Mathematical Model Development, Experimental Validation and Design Parameter Study of A Folded Two-Degree-of-Freedom Piezoelectric Vibration Energy Harvester

A folded two-degree-of-freedom piezoelectric vibration energy harvester has been proposed by several researchers including the authors. It is characterized by the reversal of the modal sequence, which enhances the electrical output power near a target operating frequency with very little eigenfrequency separation. However, no appropriate mathematical models have yet been developed, though a well-developed one would clarify the physical behaviors and allow efficient investigations of the effects of design parameters. In this work, a rigorous mathematical model based on the continuous Euler–Bernoulli beam theory is proposed for the first time.
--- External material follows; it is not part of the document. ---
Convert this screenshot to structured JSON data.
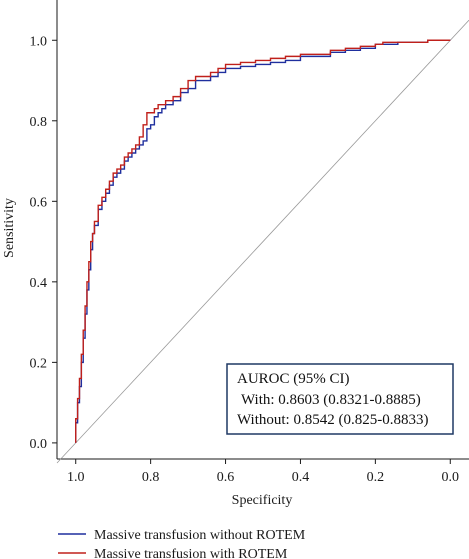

It is validated by both a finite element analysis and by experimental measurements. The validated mathematical model is then employed for a design parameter study with four design parameters, in this case the length of each component beam and the magnitude of each proof mass. For certain selected cases from the design parameter study sets, prototypes are fabricated and their performances are measured for verification of the design parameter study. Some useful observations are also drawn from the design parameter study for the design of a high-performance folded two-degree-of-freedom piezoelectric vibration energy harvester. Through all of the results presented in this work, it is shown that the proposed mathematical model will serve as an effective tool for the analysis and design of a folded two-degree-of-freedom piezoelectric vibration energy harvester.